Durante sua campanha presidencial, o candidato argentino Javier Millei defendeu como prioridade econômica do seu governo acabar com o banco central argentino.
Para os Bitcoiners mais fervorosos, tal declaração se apresenta como uma carta branca para a comunidade Bitcoinizar a economia argentina, uma vez que a nova proposta monetária para a economia é baseada na livre escolha do cambio e concorrência entre moedas. Todavia, a proposta de extinção do Banco Central Argentino pode trazer consequências ruins no longo prazo. A seguir vamos discorrer sobre regimes monetários, o papel do Banco central e como o Bitcoin entra na economia.
Qual é o papel do Banco Central e porque ele é importante?
Tradicionalmente o banco central é responsável pela oferta de moeda, implementação da política monetária, supervisão e regulamentação do sistema financeiro e controle da inflação. Com isso podemos perceber que Bancos Centrais cuidam de diversos assuntos, e quando eles falham no controle da inflação, a população tende a se enfurecer achando que acabando com os médicos as doenças param de ser diagnosticadas.
Na prática, acabar com o Banco Central e adotar moedas estrangeiras como meio de transação interno pode gerar mais problemas do que soluções, como por exemplo abrir espaço para que outros assuntos, como regulação de entidades do sistema financeiro, estejam sob controle político à mercê de interesses eleitoreiros e lobistas. Além disso, o país perde qualquer controle e capacidade de realizar políticas monetárias em tempos de recessão ou demais alterações na demanda interna, contando apenas com a sorte e competência de outros bancos centrais que regem suas próprias moedas.
No que diz respeito ao comércio internacional, a adoção de outras moedas pode gerar dificuldades competitivas, uma vez que a moeda local não estará mais em jogo nas transações comerciais, o que pode aumentar os custos de exportação e prejudicar a competitividade no mercado global. Ademais, a dolarização pode dificultar o ajuste de preços relativos e causar distorções na economia, uma vez que os preços internos se tornam mais sensíveis às mudanças nas condições internacionais.
O papel do Bitcoin
Além das propriedades de descentralização, escassez e auto custódia, o Bitcoin carrega dentro de si um fator crucial para o avanço da economia: A tecnologia. O poder de registro da Blockchain pode trazer outras alternativas para as massas, como por exemplo, commodities tokenizadas, que possuem maior valor real percebido pelas forças de demanda da economia.

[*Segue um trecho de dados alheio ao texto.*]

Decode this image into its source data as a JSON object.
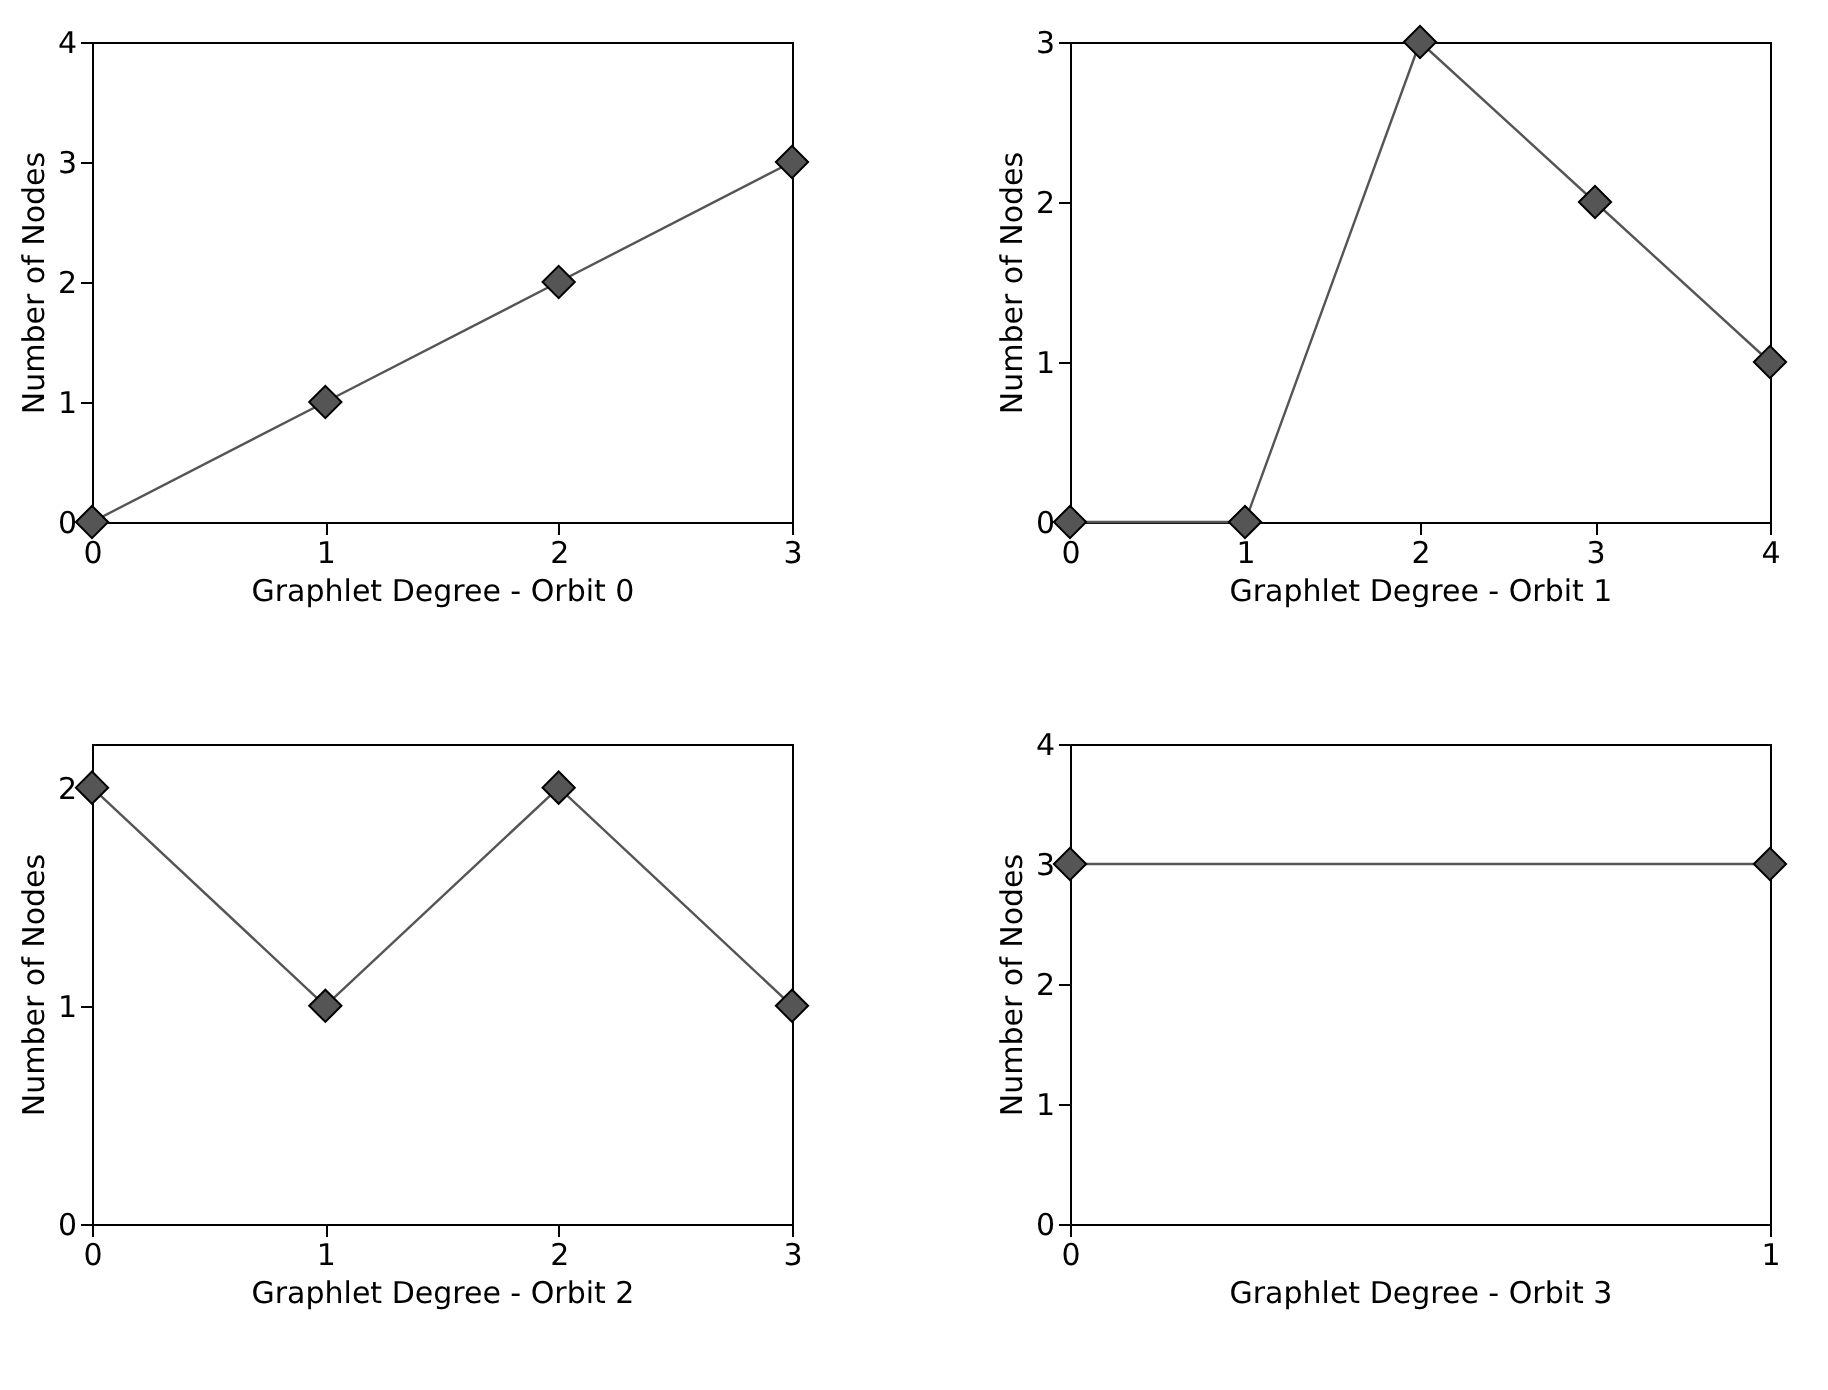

Apesar de o Bitcoin possuir ampla adoção, grande parte do seu preço ainda é formado por forças especulativas e não possui uma das principais características da moeda: reserva de valor. Todavia, isso não o impede de ser utilizado em cenários de instabilidade governamental até que a ordem seja restaurada e os indivíduos voltem a restabelecer relações mercantis utilizando uma mesma unidade de conta. Percebam que a utilidade do Bitcoin enquanto meio de transação é condicionada a um cenário político instável e passageiro, todavia, sua tecnologia pode trazer grandes revoluções para o mercado de transações, uma vez que sua Blockchain é considerada a única verdadeiramente descentralizada e seus desenvolvedores estão trabalhando para implementar novas funcionalidades e padrões de tokens.

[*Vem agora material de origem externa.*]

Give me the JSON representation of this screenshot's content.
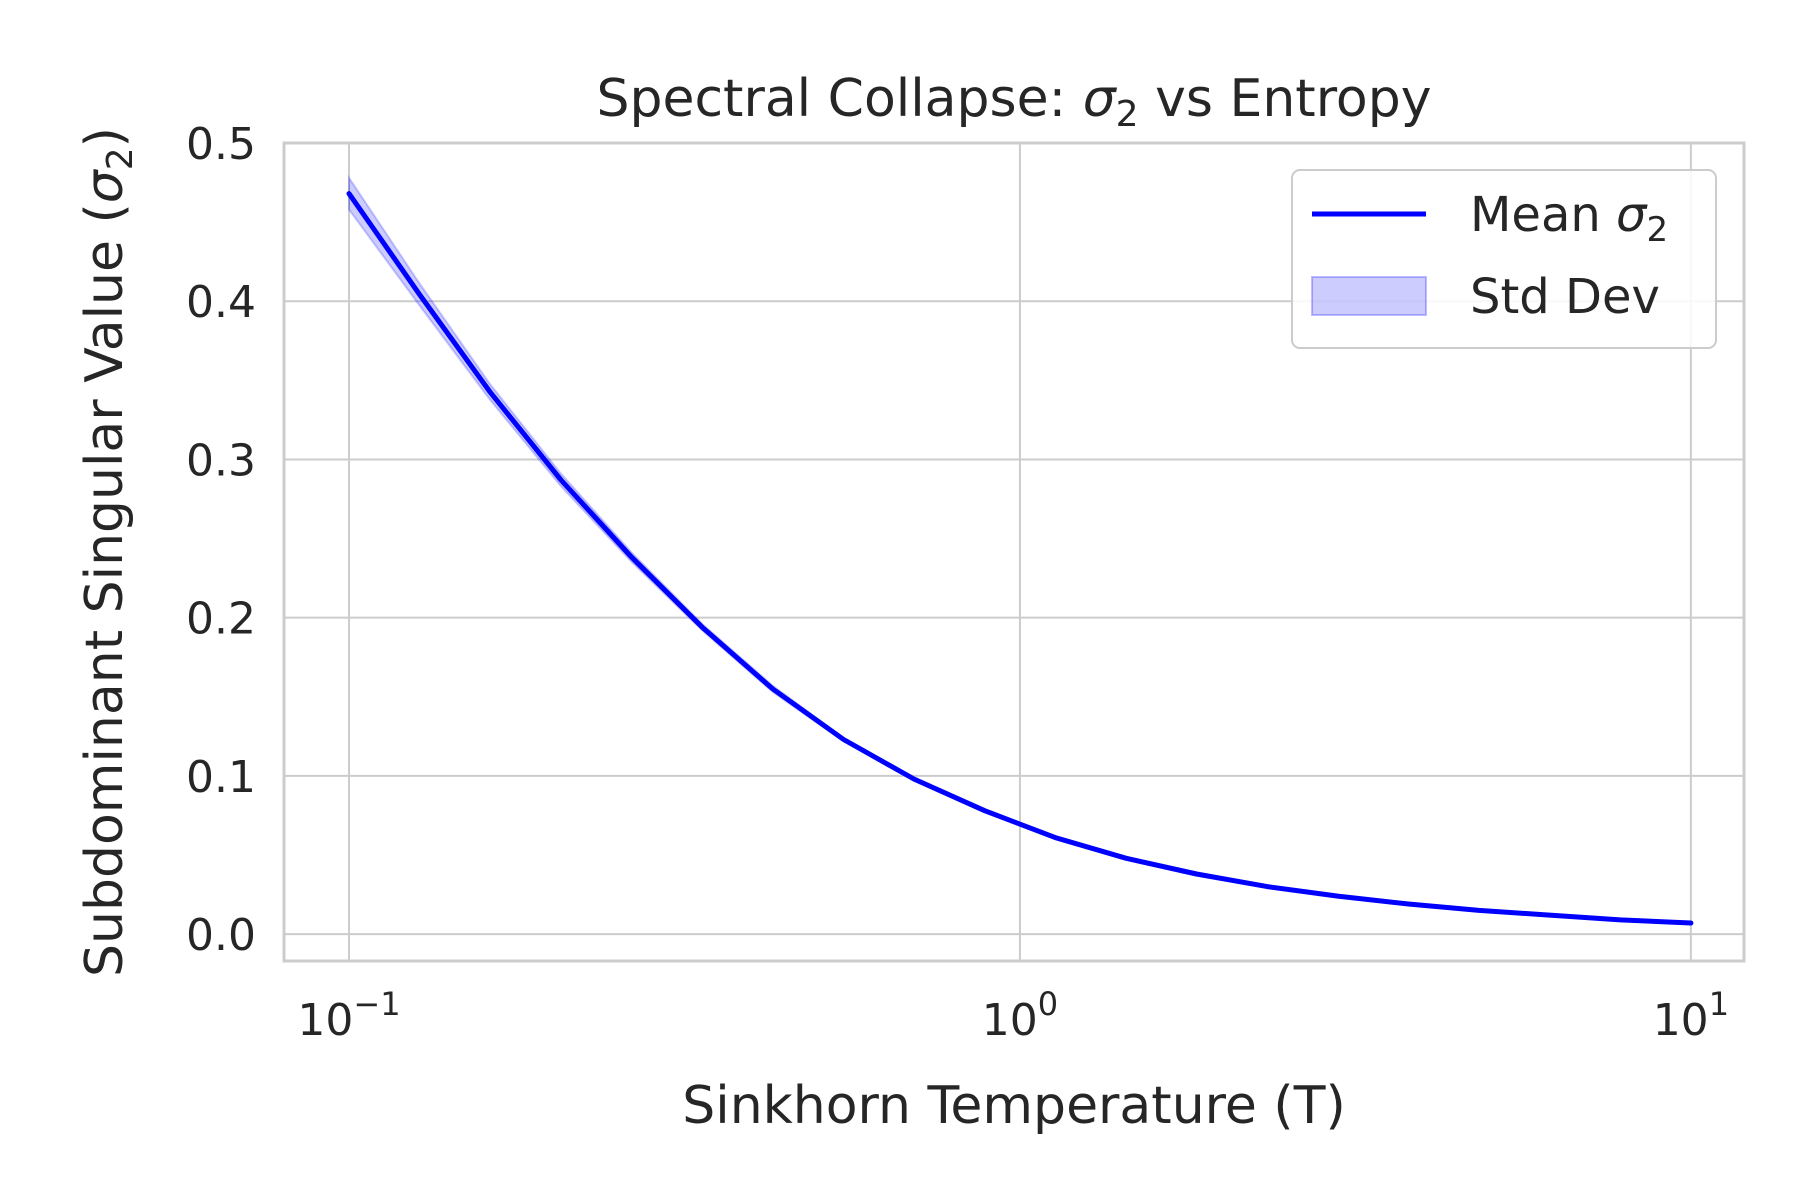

Uma das hipóteses possíveis para o uso de moedas alternativas são os tokens relacionados a RWAs (Ativos do mundo real). Em tempos de desconfiança, o escambo digital lastreado em commodities e direitos, facilitam o transporte de itens que tenham valor real para a sociedade e recriam a confiança por meio de um lastro capaz de representar valor por meio das forças de demanda por ele.
Conclusão
Embora a proposta de Javier Millei de extinguir o Banco Central Argentino possa parecer uma oportunidade para os defensores mais fervorosos do Bitcoin, essa abordagem pode acarretar em consequências indesejáveis no longo prazo. A manutenção de um Banco Central desempenha um papel crucial na regulação e estabilidade da economia, garantindo a implementação eficaz da política monetária e a supervisão do sistema financeiro. Ademais, a substituição de moedas locais por estrangeiras pode acarretar em desafios comerciais e perda de controle sobre as políticas monetárias internas. Enquanto o Bitcoin traz consigo inovações tecnológicas e pode ser útil em momentos de instabilidade, seu uso como meio de transação é condicionado a cenários transitórios de incerteza política. A potencial utilização de tokens relacionados a ativos do mundo real poderia fornecer um meio alternativo de transações baseado em commodities, restaurando a confiança por meio de lastros tangíveis de valor. Dessa forma, uma abordagem equilibrada que integre a tecnologia do Bitcoin com a estabilidade oferecida pelo sistema bancário central poderia ser uma direção mais promissora para a economia argentina.